Temur Chogadze

Personal information
- Date of birth: 5 May 1998 (age 27)
- Place of birth: Batumi, Georgia
- Height: 1.77 m (5 ft 9+1⁄2 in)
- Position: Midfielder

Youth career
- 200?–2014: Saburtalo Tbilisi

Senior career*
- Years: Team / Apps / (Gls)
- 2014–2018: Saburtalo Tbilisi / 8 / (1)
- 2017: → Dinamo Batumi (loan) / 15 / (0)
- 2018–2020: Rustavi / 38 / (4)
- 2019: → Torpedo Kutaisi (loan) / 12 / (1)
- 2020–2021: Olimpik Donetsk / 19 / (0)
- 2021: Inhulets Petrove / 0 / (0)
- 2021: Telavi / 8 / (1)
- 2022: Gagra / 19 / (1)
- 2022–2023: Shakhter Karagandy / 35 / (9)
- 2024: Nasaf / 10 / (0)
- 2024: Zhetysu / 8 / (1)
- 2025: Kauno Žalgiris / 30 / (5)

International career^{‡}
- 2016–2017: Georgia U19 / 6 / (0)
- 2019: Georgia U21 / 2 / (0)

= Temur Chogadze =

Georgian association football player

Temur Chogadze (თემურ ჩოგაძე; born 5 May 1998) is a Georgian professional footballer who plays as a midfielder.

==Clubs==
Born in Batumi, Chogadze is a product of a youth sportive system of the Saburtalo Tbilisi, where he signed his first professional contract. After playing in the different Erovnuli Liga teams, in January 2020 he was transferred to Ukraine and signed a 1,5 year deal with Olimpik Donetsk.

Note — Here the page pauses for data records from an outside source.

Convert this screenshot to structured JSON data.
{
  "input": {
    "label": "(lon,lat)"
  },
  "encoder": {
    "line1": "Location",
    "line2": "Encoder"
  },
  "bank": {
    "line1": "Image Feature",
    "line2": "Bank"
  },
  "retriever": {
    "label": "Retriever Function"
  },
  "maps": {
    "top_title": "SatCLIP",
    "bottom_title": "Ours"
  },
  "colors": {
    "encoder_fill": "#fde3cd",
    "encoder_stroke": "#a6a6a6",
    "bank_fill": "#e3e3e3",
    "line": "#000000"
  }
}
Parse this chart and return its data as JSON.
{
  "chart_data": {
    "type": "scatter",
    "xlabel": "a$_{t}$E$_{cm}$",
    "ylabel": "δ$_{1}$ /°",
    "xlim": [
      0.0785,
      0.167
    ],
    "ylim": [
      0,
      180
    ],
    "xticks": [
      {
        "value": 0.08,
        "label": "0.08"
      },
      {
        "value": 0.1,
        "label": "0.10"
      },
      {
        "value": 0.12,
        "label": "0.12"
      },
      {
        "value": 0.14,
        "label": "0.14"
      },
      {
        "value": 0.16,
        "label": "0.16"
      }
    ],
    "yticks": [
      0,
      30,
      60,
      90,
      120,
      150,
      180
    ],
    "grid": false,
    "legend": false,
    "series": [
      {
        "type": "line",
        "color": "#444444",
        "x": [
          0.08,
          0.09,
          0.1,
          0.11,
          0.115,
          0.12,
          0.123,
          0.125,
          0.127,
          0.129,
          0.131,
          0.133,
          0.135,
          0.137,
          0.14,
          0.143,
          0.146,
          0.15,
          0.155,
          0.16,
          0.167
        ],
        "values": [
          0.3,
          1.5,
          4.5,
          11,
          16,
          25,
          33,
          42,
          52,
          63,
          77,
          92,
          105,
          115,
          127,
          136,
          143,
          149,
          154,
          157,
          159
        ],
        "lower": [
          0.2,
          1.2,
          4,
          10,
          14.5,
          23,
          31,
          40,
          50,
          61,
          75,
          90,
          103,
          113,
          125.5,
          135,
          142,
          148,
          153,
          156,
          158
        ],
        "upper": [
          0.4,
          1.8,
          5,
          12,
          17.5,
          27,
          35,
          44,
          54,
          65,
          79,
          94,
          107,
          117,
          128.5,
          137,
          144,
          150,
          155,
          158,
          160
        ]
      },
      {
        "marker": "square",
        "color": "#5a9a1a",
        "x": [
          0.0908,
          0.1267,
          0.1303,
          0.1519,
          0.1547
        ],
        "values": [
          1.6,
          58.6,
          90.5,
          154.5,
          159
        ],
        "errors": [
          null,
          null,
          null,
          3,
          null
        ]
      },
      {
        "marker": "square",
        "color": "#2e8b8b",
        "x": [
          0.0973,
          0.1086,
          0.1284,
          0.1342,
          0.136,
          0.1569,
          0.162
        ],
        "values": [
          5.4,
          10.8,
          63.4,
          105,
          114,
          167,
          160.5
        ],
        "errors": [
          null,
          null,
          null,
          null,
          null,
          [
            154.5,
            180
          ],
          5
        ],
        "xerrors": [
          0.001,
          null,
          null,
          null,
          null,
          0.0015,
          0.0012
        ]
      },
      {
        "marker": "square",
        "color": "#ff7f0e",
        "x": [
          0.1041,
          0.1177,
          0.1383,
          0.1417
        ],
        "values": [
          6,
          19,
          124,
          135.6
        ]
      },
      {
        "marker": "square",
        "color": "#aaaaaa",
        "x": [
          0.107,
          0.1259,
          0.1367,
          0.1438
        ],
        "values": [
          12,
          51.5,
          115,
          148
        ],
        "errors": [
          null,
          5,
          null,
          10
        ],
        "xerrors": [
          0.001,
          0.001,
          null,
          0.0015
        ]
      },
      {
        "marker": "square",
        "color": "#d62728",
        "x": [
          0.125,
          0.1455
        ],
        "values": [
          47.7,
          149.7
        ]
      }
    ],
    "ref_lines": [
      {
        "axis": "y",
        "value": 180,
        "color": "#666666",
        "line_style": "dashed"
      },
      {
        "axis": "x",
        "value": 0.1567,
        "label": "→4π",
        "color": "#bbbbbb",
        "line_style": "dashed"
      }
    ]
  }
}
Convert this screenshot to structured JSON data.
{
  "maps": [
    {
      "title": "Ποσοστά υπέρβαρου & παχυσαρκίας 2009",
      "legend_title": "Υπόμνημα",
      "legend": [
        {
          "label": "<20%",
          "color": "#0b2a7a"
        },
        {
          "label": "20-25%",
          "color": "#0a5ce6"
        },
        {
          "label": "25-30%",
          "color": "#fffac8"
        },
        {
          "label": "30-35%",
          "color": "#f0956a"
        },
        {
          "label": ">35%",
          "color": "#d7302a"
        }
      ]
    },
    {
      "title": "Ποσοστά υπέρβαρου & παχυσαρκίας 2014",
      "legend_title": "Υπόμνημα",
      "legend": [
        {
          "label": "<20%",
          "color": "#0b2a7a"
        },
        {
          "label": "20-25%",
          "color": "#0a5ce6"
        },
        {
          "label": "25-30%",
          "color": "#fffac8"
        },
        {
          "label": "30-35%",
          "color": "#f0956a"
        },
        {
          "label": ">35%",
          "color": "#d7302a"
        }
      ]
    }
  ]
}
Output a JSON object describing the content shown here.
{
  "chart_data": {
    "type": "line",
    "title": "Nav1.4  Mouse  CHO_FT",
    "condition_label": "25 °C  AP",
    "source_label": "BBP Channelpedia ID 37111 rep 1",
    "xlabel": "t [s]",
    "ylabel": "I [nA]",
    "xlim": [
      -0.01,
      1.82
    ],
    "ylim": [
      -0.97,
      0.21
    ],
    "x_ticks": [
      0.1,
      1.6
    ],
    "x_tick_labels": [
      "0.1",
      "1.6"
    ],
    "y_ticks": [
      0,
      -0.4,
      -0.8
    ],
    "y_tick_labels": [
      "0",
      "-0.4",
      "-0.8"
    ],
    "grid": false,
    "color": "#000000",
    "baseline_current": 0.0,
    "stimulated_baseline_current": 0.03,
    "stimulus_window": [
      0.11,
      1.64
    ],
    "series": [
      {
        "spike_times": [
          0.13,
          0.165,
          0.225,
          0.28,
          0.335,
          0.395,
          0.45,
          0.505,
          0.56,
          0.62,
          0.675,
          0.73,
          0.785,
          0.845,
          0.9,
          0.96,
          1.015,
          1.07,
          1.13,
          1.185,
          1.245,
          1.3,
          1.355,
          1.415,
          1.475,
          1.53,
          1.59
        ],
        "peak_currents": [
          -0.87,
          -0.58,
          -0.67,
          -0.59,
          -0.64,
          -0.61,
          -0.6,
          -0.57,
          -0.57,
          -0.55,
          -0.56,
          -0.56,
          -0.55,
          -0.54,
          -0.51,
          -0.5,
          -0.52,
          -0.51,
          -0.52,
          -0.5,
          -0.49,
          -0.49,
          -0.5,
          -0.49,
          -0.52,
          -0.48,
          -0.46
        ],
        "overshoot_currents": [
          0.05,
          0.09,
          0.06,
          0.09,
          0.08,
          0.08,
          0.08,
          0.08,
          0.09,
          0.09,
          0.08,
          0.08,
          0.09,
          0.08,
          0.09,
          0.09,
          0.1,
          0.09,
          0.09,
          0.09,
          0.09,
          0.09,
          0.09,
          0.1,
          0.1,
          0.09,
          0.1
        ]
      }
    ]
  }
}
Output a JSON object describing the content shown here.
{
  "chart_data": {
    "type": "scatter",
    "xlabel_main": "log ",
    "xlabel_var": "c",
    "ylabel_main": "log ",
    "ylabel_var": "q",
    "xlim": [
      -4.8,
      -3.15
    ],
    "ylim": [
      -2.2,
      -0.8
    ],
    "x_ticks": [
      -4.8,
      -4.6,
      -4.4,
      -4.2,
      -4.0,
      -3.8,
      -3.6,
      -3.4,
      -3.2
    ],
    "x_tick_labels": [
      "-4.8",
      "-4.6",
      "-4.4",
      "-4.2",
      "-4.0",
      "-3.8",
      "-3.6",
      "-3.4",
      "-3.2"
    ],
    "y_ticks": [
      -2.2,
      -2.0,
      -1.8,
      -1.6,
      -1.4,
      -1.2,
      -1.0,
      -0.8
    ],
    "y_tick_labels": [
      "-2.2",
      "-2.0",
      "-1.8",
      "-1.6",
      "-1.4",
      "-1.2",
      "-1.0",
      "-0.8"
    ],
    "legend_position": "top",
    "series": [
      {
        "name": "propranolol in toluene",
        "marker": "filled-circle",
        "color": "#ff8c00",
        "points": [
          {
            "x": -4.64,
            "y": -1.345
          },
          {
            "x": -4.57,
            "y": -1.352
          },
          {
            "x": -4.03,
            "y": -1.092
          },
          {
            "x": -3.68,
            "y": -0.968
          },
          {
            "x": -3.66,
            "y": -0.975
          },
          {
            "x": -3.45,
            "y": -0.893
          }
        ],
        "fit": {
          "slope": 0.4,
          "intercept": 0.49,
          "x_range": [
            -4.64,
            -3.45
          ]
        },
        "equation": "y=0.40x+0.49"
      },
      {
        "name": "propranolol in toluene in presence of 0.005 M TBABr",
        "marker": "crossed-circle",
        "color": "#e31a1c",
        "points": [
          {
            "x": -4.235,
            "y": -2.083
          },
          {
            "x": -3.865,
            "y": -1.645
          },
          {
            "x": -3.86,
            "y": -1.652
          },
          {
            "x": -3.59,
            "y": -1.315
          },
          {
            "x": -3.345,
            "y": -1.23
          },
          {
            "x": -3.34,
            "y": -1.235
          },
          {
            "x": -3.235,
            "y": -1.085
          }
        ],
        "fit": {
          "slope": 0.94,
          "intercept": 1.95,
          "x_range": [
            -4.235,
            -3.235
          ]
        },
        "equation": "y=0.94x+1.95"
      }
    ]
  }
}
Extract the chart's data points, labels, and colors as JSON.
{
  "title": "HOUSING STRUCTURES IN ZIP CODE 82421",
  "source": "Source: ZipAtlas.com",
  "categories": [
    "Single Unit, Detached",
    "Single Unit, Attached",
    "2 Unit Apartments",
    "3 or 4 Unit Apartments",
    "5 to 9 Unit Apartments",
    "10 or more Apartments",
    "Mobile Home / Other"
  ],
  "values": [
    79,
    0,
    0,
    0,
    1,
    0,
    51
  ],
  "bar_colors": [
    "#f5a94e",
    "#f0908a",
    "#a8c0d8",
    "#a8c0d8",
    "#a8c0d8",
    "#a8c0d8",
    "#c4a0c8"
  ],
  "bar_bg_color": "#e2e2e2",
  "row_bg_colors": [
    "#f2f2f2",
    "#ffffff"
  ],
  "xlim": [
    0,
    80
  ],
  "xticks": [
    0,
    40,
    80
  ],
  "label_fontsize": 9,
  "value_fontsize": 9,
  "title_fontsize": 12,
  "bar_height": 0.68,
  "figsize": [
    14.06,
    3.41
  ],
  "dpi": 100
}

Chogadze made his debut in the Ukrainian Premier League for FC Olimpik as a start-squad player on 23 February 2020, playing in a losing home match against FC Lviv. In 2022, he moved to Kazakhstan to play for Shakhter. Following a brief tenure at Nasaf in Uzbekistan, in the summer of 2024 Chogadze returned to KPL and signed for Zhetysu.

On 13 January 2025 he signed with lithuanian Kauno Žalgiris Club. On 20 November announced that Chogadze left club.